Perhaps the most interesting and intelligent of the bunch (besides the filmmaker himself) are Luke Weil, heir to the Autotote gaming empire, and Carlo von Zeitschel, heir to the German Kaisers (presumably the House of Hohenstaufen). Weil appears to be struggling with opposing tendencies in his soul: On the one hand, he finds the life he leads as vacuous and empty and on the other hand, he looks at the alternatives and finds them wanting too. Same with von Zeitsche. Later we discover that Weill sued the filmmaker for defamation of character but lost.
Obviously all of these young men and women faced the intense desire to be loved and to belong to the rest of humanity even while realizing that they simply, through accident of birth, were special and did not belong to the masses. The question then became what do you do then? Most settle on developing some excellence of their own whether it be competitive fencing, competitive horsemanship, historical interests, fashion, real estate development and so on. After sitting through this documentary one develops an admiration for the ways in which these young people have navigated the treacherous waters of wealth and how wealth sets them apart from all others, thus making them objects of envy in a very real sense making them ‘sacred’.
The ‘sacred’ were the ones who were prepped for the sacrifice—they were usually beautiful people, worshipped for a while, treated like Royalty for a while, made the object of envy and then made to carry the sins of the rest of the people. At the end of their allotted period in the Sun, they were sacrificed so that the sins of the community could be destroyed. For a long time the Kings and royalty embodied the excellence, the beauty, power and intelligence all aspired to. When the royal traditions were destroyed by bourgeois modernity the world needed new models of excellence. The world briefly alighted on the ‘rich and famous’ and what is extraordinary is that some of these frail, all too human, human beings carried the burden with grace and intelligence. Nevertheless, it cannot last. Eventually the world will need other models of excellence and divinity.
So, it appears that at least some of the rich and famous deal with resentment by treating it with the contempt it deserves. They take the advice of religion and they do not cast their pearls before swine, as they know that the swine will turn on them and trample them underfoot if they do. This group of the rich and famous seems to have somehow learned the religious lesson concerning deflection of resentment. Other rich and famous people use all kinds of distancing mechanisms to separate themselves from the rich so that they can be treated just like anyone else.
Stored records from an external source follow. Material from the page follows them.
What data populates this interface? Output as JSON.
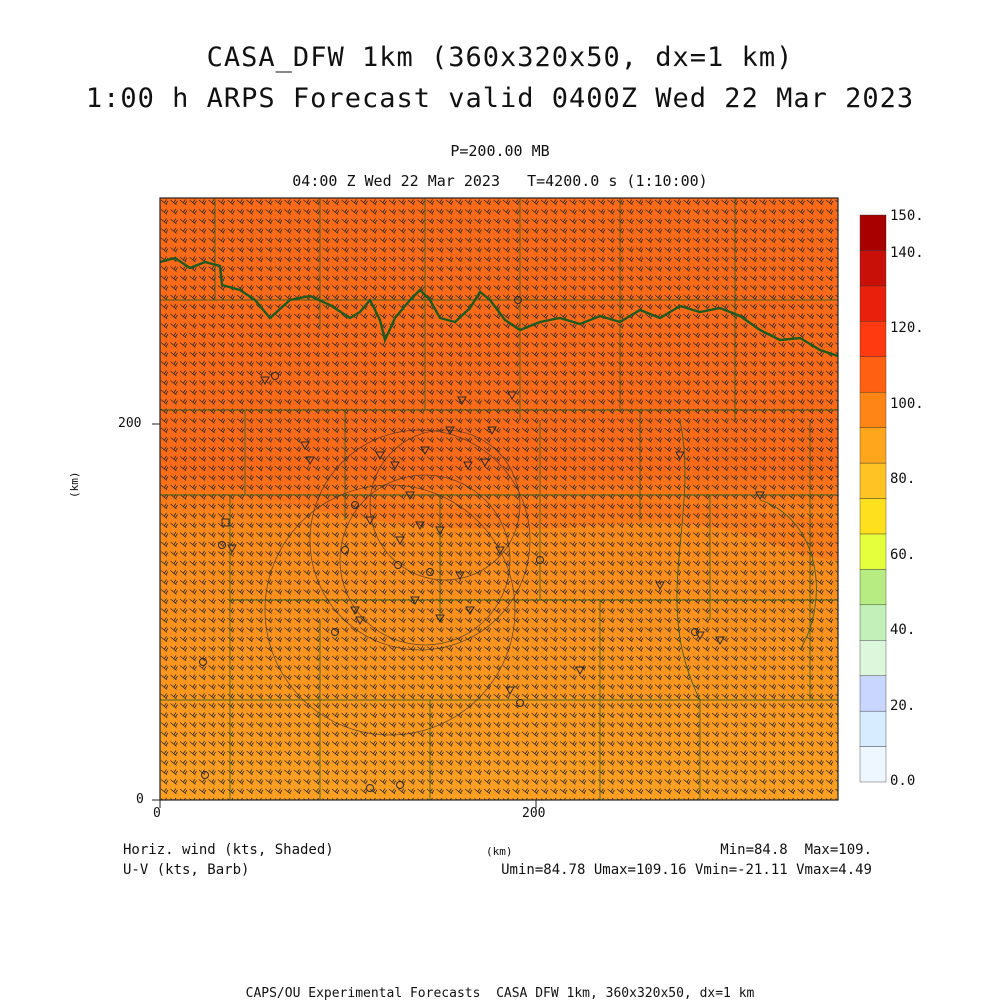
{
  "header": {
    "title_line1": "CASA_DFW 1km (360x320x50, dx=1 km)",
    "title_line2": "1:00 h ARPS Forecast valid 0400Z Wed 22 Mar 2023",
    "pressure_level": "P=200.00 MB",
    "time_line": "04:00 Z Wed 22 Mar 2023   T=4200.0 s (1:10:00)"
  },
  "axes": {
    "y_label": "(km)",
    "x_label": "(km)",
    "x_ticks": [
      "0",
      "200"
    ],
    "y_ticks": [
      "0",
      "200"
    ],
    "x_range_km": [
      0,
      360
    ],
    "y_range_km": [
      0,
      320
    ]
  },
  "colorbar": {
    "labels": [
      "150.",
      "140.",
      "120.",
      "100.",
      "80.",
      "60.",
      "40.",
      "20.",
      "0.0"
    ],
    "levels": [
      0,
      10,
      20,
      30,
      40,
      50,
      60,
      70,
      80,
      90,
      100,
      110,
      120,
      130,
      140,
      150
    ],
    "colors": [
      "#eef7ff",
      "#d8ecff",
      "#c9d6ff",
      "#dcf7dc",
      "#c2f0b8",
      "#b6ec82",
      "#e6ff3c",
      "#ffe01e",
      "#ffc424",
      "#ffa61c",
      "#ff8616",
      "#ff6012",
      "#ff3a10",
      "#e8200c",
      "#c81008",
      "#a80000"
    ]
  },
  "legend": {
    "field_shaded": "Horiz. wind (kts, Shaded)",
    "field_barb": "U-V (kts, Barb)",
    "min_max": "Min=84.8  Max=109.",
    "uv_stats": "Umin=84.78 Umax=109.16 Vmin=-21.11 Vmax=4.49"
  },
  "footer": {
    "credit": "CAPS/OU Experimental Forecasts  CASA DFW 1km, 360x320x50, dx=1 km"
  },
  "map_colors": {
    "field_high": "#ff6a18",
    "field_mid": "#ff8a1a",
    "field_low": "#ffa022",
    "border": "#1e5a1e",
    "barb": "#2a2a2a"
  }
}
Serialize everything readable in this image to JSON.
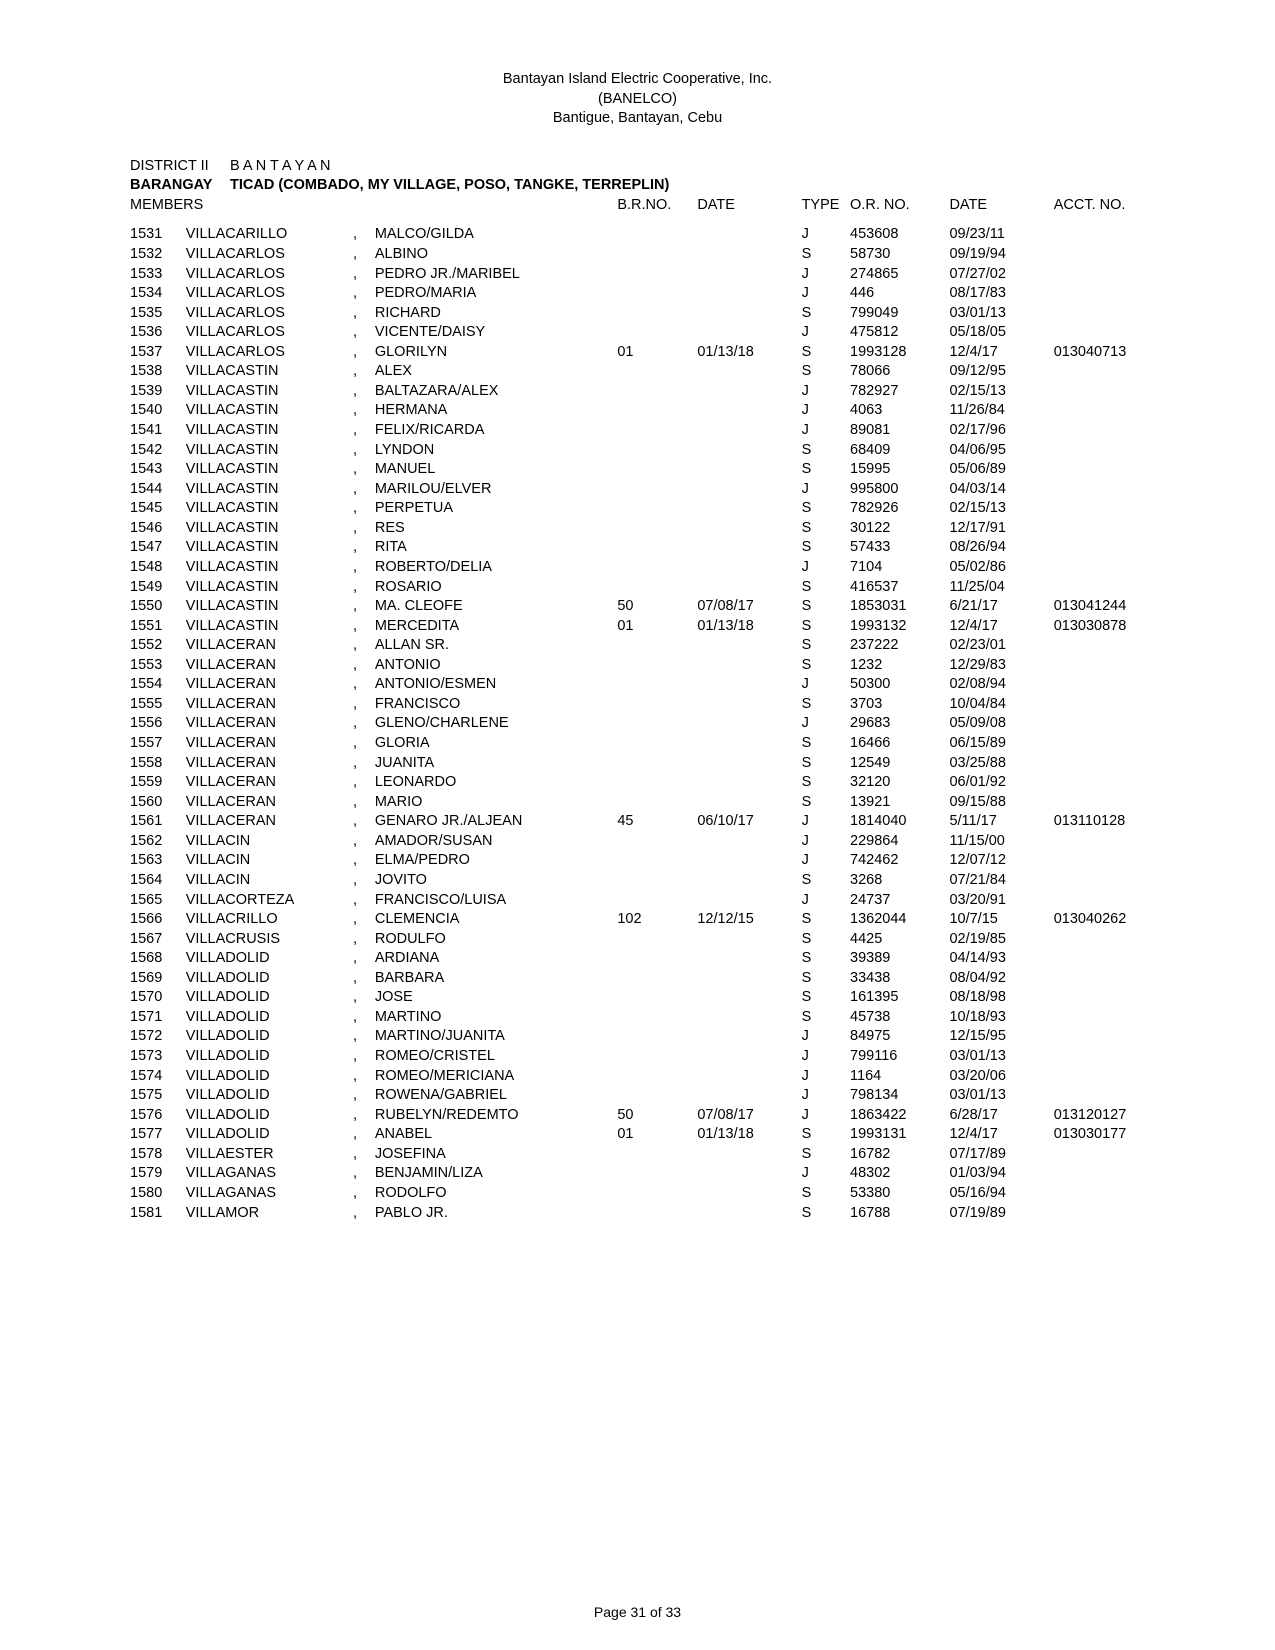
{
  "header": {
    "line1": "Bantayan Island Electric Cooperative, Inc.",
    "line2": "(BANELCO)",
    "line3": "Bantigue, Bantayan, Cebu"
  },
  "meta": {
    "district_label": "DISTRICT II",
    "district_value": "B A N T A Y A N",
    "barangay_label": "BARANGAY",
    "barangay_value": "TICAD (COMBADO, MY VILLAGE, POSO, TANGKE, TERREPLIN)",
    "members_label": "MEMBERS"
  },
  "columns": {
    "brno": "B.R.NO.",
    "date": "DATE",
    "type": "TYPE",
    "orno": "O.R. NO.",
    "date2": "DATE",
    "acct": "ACCT. NO."
  },
  "rows": [
    {
      "idx": "1531",
      "last": "VILLACARILLO",
      "first": "MALCO/GILDA",
      "brno": "",
      "date1": "",
      "type": "J",
      "orno": "453608",
      "date2": "09/23/11",
      "acct": ""
    },
    {
      "idx": "1532",
      "last": "VILLACARLOS",
      "first": "ALBINO",
      "brno": "",
      "date1": "",
      "type": "S",
      "orno": "58730",
      "date2": "09/19/94",
      "acct": ""
    },
    {
      "idx": "1533",
      "last": "VILLACARLOS",
      "first": "PEDRO JR./MARIBEL",
      "brno": "",
      "date1": "",
      "type": "J",
      "orno": "274865",
      "date2": "07/27/02",
      "acct": ""
    },
    {
      "idx": "1534",
      "last": "VILLACARLOS",
      "first": "PEDRO/MARIA",
      "brno": "",
      "date1": "",
      "type": "J",
      "orno": "446",
      "date2": "08/17/83",
      "acct": ""
    },
    {
      "idx": "1535",
      "last": "VILLACARLOS",
      "first": "RICHARD",
      "brno": "",
      "date1": "",
      "type": "S",
      "orno": "799049",
      "date2": "03/01/13",
      "acct": ""
    },
    {
      "idx": "1536",
      "last": "VILLACARLOS",
      "first": "VICENTE/DAISY",
      "brno": "",
      "date1": "",
      "type": "J",
      "orno": "475812",
      "date2": "05/18/05",
      "acct": ""
    },
    {
      "idx": "1537",
      "last": "VILLACARLOS",
      "first": "GLORILYN",
      "brno": "01",
      "date1": "01/13/18",
      "type": "S",
      "orno": "1993128",
      "date2": "12/4/17",
      "acct": "013040713"
    },
    {
      "idx": "1538",
      "last": "VILLACASTIN",
      "first": "ALEX",
      "brno": "",
      "date1": "",
      "type": "S",
      "orno": "78066",
      "date2": "09/12/95",
      "acct": ""
    },
    {
      "idx": "1539",
      "last": "VILLACASTIN",
      "first": "BALTAZARA/ALEX",
      "brno": "",
      "date1": "",
      "type": "J",
      "orno": "782927",
      "date2": "02/15/13",
      "acct": ""
    },
    {
      "idx": "1540",
      "last": "VILLACASTIN",
      "first": "HERMANA",
      "brno": "",
      "date1": "",
      "type": "J",
      "orno": "4063",
      "date2": "11/26/84",
      "acct": ""
    },
    {
      "idx": "1541",
      "last": "VILLACASTIN",
      "first": "FELIX/RICARDA",
      "brno": "",
      "date1": "",
      "type": "J",
      "orno": "89081",
      "date2": "02/17/96",
      "acct": ""
    },
    {
      "idx": "1542",
      "last": "VILLACASTIN",
      "first": "LYNDON",
      "brno": "",
      "date1": "",
      "type": "S",
      "orno": "68409",
      "date2": "04/06/95",
      "acct": ""
    },
    {
      "idx": "1543",
      "last": "VILLACASTIN",
      "first": "MANUEL",
      "brno": "",
      "date1": "",
      "type": "S",
      "orno": "15995",
      "date2": "05/06/89",
      "acct": ""
    },
    {
      "idx": "1544",
      "last": "VILLACASTIN",
      "first": "MARILOU/ELVER",
      "brno": "",
      "date1": "",
      "type": "J",
      "orno": "995800",
      "date2": "04/03/14",
      "acct": ""
    },
    {
      "idx": "1545",
      "last": "VILLACASTIN",
      "first": "PERPETUA",
      "brno": "",
      "date1": "",
      "type": "S",
      "orno": "782926",
      "date2": "02/15/13",
      "acct": ""
    },
    {
      "idx": "1546",
      "last": "VILLACASTIN",
      "first": "RES",
      "brno": "",
      "date1": "",
      "type": "S",
      "orno": "30122",
      "date2": "12/17/91",
      "acct": ""
    },
    {
      "idx": "1547",
      "last": "VILLACASTIN",
      "first": "RITA",
      "brno": "",
      "date1": "",
      "type": "S",
      "orno": "57433",
      "date2": "08/26/94",
      "acct": ""
    },
    {
      "idx": "1548",
      "last": "VILLACASTIN",
      "first": "ROBERTO/DELIA",
      "brno": "",
      "date1": "",
      "type": "J",
      "orno": "7104",
      "date2": "05/02/86",
      "acct": ""
    },
    {
      "idx": "1549",
      "last": "VILLACASTIN",
      "first": "ROSARIO",
      "brno": "",
      "date1": "",
      "type": "S",
      "orno": "416537",
      "date2": "11/25/04",
      "acct": ""
    },
    {
      "idx": "1550",
      "last": "VILLACASTIN",
      "first": "MA. CLEOFE",
      "brno": "50",
      "date1": "07/08/17",
      "type": "S",
      "orno": "1853031",
      "date2": "6/21/17",
      "acct": "013041244"
    },
    {
      "idx": "1551",
      "last": "VILLACASTIN",
      "first": "MERCEDITA",
      "brno": "01",
      "date1": "01/13/18",
      "type": "S",
      "orno": "1993132",
      "date2": "12/4/17",
      "acct": "013030878"
    },
    {
      "idx": "1552",
      "last": "VILLACERAN",
      "first": "ALLAN SR.",
      "brno": "",
      "date1": "",
      "type": "S",
      "orno": "237222",
      "date2": "02/23/01",
      "acct": ""
    },
    {
      "idx": "1553",
      "last": "VILLACERAN",
      "first": "ANTONIO",
      "brno": "",
      "date1": "",
      "type": "S",
      "orno": "1232",
      "date2": "12/29/83",
      "acct": ""
    },
    {
      "idx": "1554",
      "last": "VILLACERAN",
      "first": "ANTONIO/ESMEN",
      "brno": "",
      "date1": "",
      "type": "J",
      "orno": "50300",
      "date2": "02/08/94",
      "acct": ""
    },
    {
      "idx": "1555",
      "last": "VILLACERAN",
      "first": "FRANCISCO",
      "brno": "",
      "date1": "",
      "type": "S",
      "orno": "3703",
      "date2": "10/04/84",
      "acct": ""
    },
    {
      "idx": "1556",
      "last": "VILLACERAN",
      "first": "GLENO/CHARLENE",
      "brno": "",
      "date1": "",
      "type": "J",
      "orno": "29683",
      "date2": "05/09/08",
      "acct": ""
    },
    {
      "idx": "1557",
      "last": "VILLACERAN",
      "first": "GLORIA",
      "brno": "",
      "date1": "",
      "type": "S",
      "orno": "16466",
      "date2": "06/15/89",
      "acct": ""
    },
    {
      "idx": "1558",
      "last": "VILLACERAN",
      "first": "JUANITA",
      "brno": "",
      "date1": "",
      "type": "S",
      "orno": "12549",
      "date2": "03/25/88",
      "acct": ""
    },
    {
      "idx": "1559",
      "last": "VILLACERAN",
      "first": "LEONARDO",
      "brno": "",
      "date1": "",
      "type": "S",
      "orno": "32120",
      "date2": "06/01/92",
      "acct": ""
    },
    {
      "idx": "1560",
      "last": "VILLACERAN",
      "first": "MARIO",
      "brno": "",
      "date1": "",
      "type": "S",
      "orno": "13921",
      "date2": "09/15/88",
      "acct": ""
    },
    {
      "idx": "1561",
      "last": "VILLACERAN",
      "first": "GENARO JR./ALJEAN",
      "brno": "45",
      "date1": "06/10/17",
      "type": "J",
      "orno": "1814040",
      "date2": "5/11/17",
      "acct": "013110128"
    },
    {
      "idx": "1562",
      "last": "VILLACIN",
      "first": "AMADOR/SUSAN",
      "brno": "",
      "date1": "",
      "type": "J",
      "orno": "229864",
      "date2": "11/15/00",
      "acct": ""
    },
    {
      "idx": "1563",
      "last": "VILLACIN",
      "first": "ELMA/PEDRO",
      "brno": "",
      "date1": "",
      "type": "J",
      "orno": "742462",
      "date2": "12/07/12",
      "acct": ""
    },
    {
      "idx": "1564",
      "last": "VILLACIN",
      "first": "JOVITO",
      "brno": "",
      "date1": "",
      "type": "S",
      "orno": "3268",
      "date2": "07/21/84",
      "acct": ""
    },
    {
      "idx": "1565",
      "last": "VILLACORTEZA",
      "first": "FRANCISCO/LUISA",
      "brno": "",
      "date1": "",
      "type": "J",
      "orno": "24737",
      "date2": "03/20/91",
      "acct": ""
    },
    {
      "idx": "1566",
      "last": "VILLACRILLO",
      "first": "CLEMENCIA",
      "brno": "102",
      "date1": "12/12/15",
      "type": "S",
      "orno": "1362044",
      "date2": "10/7/15",
      "acct": "013040262"
    },
    {
      "idx": "1567",
      "last": "VILLACRUSIS",
      "first": "RODULFO",
      "brno": "",
      "date1": "",
      "type": "S",
      "orno": "4425",
      "date2": "02/19/85",
      "acct": ""
    },
    {
      "idx": "1568",
      "last": "VILLADOLID",
      "first": "ARDIANA",
      "brno": "",
      "date1": "",
      "type": "S",
      "orno": "39389",
      "date2": "04/14/93",
      "acct": ""
    },
    {
      "idx": "1569",
      "last": "VILLADOLID",
      "first": "BARBARA",
      "brno": "",
      "date1": "",
      "type": "S",
      "orno": "33438",
      "date2": "08/04/92",
      "acct": ""
    },
    {
      "idx": "1570",
      "last": "VILLADOLID",
      "first": "JOSE",
      "brno": "",
      "date1": "",
      "type": "S",
      "orno": "161395",
      "date2": "08/18/98",
      "acct": ""
    },
    {
      "idx": "1571",
      "last": "VILLADOLID",
      "first": "MARTINO",
      "brno": "",
      "date1": "",
      "type": "S",
      "orno": "45738",
      "date2": "10/18/93",
      "acct": ""
    },
    {
      "idx": "1572",
      "last": "VILLADOLID",
      "first": "MARTINO/JUANITA",
      "brno": "",
      "date1": "",
      "type": "J",
      "orno": "84975",
      "date2": "12/15/95",
      "acct": ""
    },
    {
      "idx": "1573",
      "last": "VILLADOLID",
      "first": "ROMEO/CRISTEL",
      "brno": "",
      "date1": "",
      "type": "J",
      "orno": "799116",
      "date2": "03/01/13",
      "acct": ""
    },
    {
      "idx": "1574",
      "last": "VILLADOLID",
      "first": "ROMEO/MERICIANA",
      "brno": "",
      "date1": "",
      "type": "J",
      "orno": "1164",
      "date2": "03/20/06",
      "acct": ""
    },
    {
      "idx": "1575",
      "last": "VILLADOLID",
      "first": "ROWENA/GABRIEL",
      "brno": "",
      "date1": "",
      "type": "J",
      "orno": "798134",
      "date2": "03/01/13",
      "acct": ""
    },
    {
      "idx": "1576",
      "last": "VILLADOLID",
      "first": "RUBELYN/REDEMTO",
      "brno": "50",
      "date1": "07/08/17",
      "type": "J",
      "orno": "1863422",
      "date2": "6/28/17",
      "acct": "013120127"
    },
    {
      "idx": "1577",
      "last": "VILLADOLID",
      "first": "ANABEL",
      "brno": "01",
      "date1": "01/13/18",
      "type": "S",
      "orno": "1993131",
      "date2": "12/4/17",
      "acct": "013030177"
    },
    {
      "idx": "1578",
      "last": "VILLAESTER",
      "first": "JOSEFINA",
      "brno": "",
      "date1": "",
      "type": "S",
      "orno": "16782",
      "date2": "07/17/89",
      "acct": ""
    },
    {
      "idx": "1579",
      "last": "VILLAGANAS",
      "first": "BENJAMIN/LIZA",
      "brno": "",
      "date1": "",
      "type": "J",
      "orno": "48302",
      "date2": "01/03/94",
      "acct": ""
    },
    {
      "idx": "1580",
      "last": "VILLAGANAS",
      "first": "RODOLFO",
      "brno": "",
      "date1": "",
      "type": "S",
      "orno": "53380",
      "date2": "05/16/94",
      "acct": ""
    },
    {
      "idx": "1581",
      "last": "VILLAMOR",
      "first": "PABLO JR.",
      "brno": "",
      "date1": "",
      "type": "S",
      "orno": "16788",
      "date2": "07/19/89",
      "acct": ""
    }
  ],
  "footer": "Page 31 of 33"
}
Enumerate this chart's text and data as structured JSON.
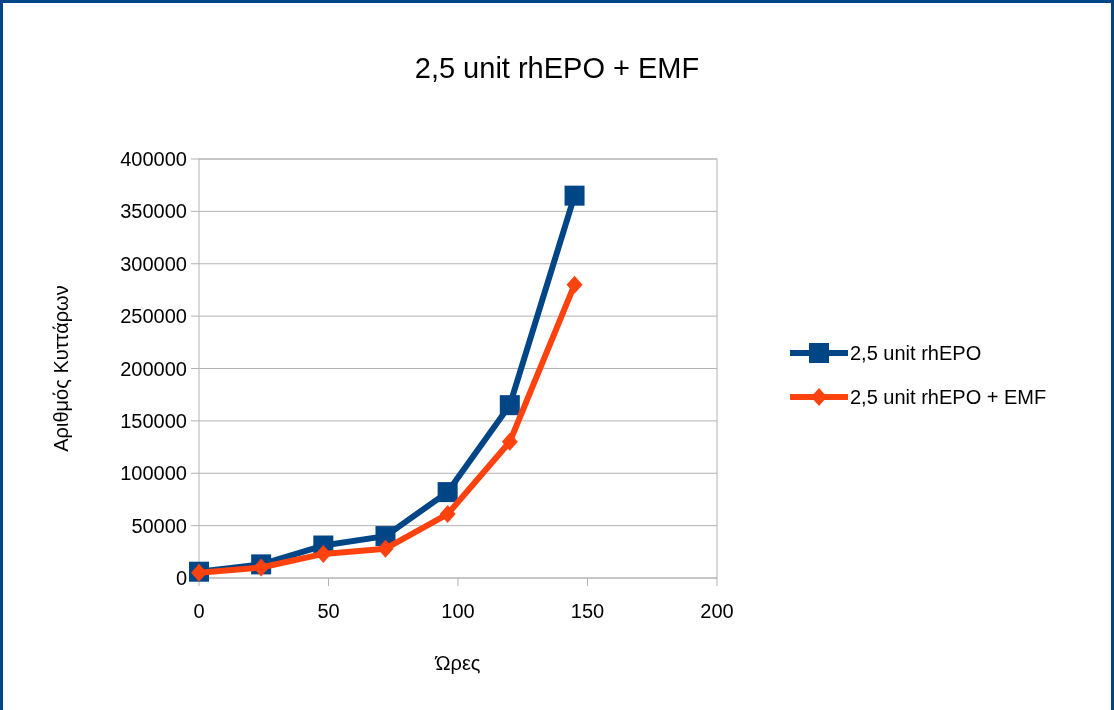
{
  "chart_data": {
    "type": "line",
    "title": "2,5 unit rhEPO + EMF",
    "xlabel": "Ώρες",
    "ylabel": "Αριθμός Κυττάρων",
    "x": [
      0,
      24,
      48,
      72,
      96,
      120,
      145
    ],
    "series": [
      {
        "name": "2,5 unit rhEPO",
        "color": "#004586",
        "marker": "square",
        "values": [
          6000,
          13000,
          31000,
          40000,
          82000,
          165000,
          365000
        ]
      },
      {
        "name": "2,5 unit rhEPO + EMF",
        "color": "#ff420e",
        "marker": "diamond",
        "values": [
          5000,
          10000,
          23000,
          28000,
          61000,
          130000,
          280000
        ]
      }
    ],
    "xlim": [
      0,
      200
    ],
    "xticks": [
      0,
      50,
      100,
      150,
      200
    ],
    "ylim": [
      0,
      400000
    ],
    "yticks": [
      0,
      50000,
      100000,
      150000,
      200000,
      250000,
      300000,
      350000,
      400000
    ],
    "grid": "y",
    "legend": "right",
    "line_style": "solid"
  }
}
Again, however, these strategies cannot last. As Nietzsche said, resentment is intimately bound up with the religious sense so it needs a religious solution. Individuals need to treat resentment with contempt (i.e. follow Jesus’ advice to not cast your pearls before swine) but societies need some longer-term solution, some way of channeling resentment into socially useful directions. If that is not attempted then those unscrupulous politicians will step into the breach and transform the sentiments of envy and fear of excellence into murderous hatred.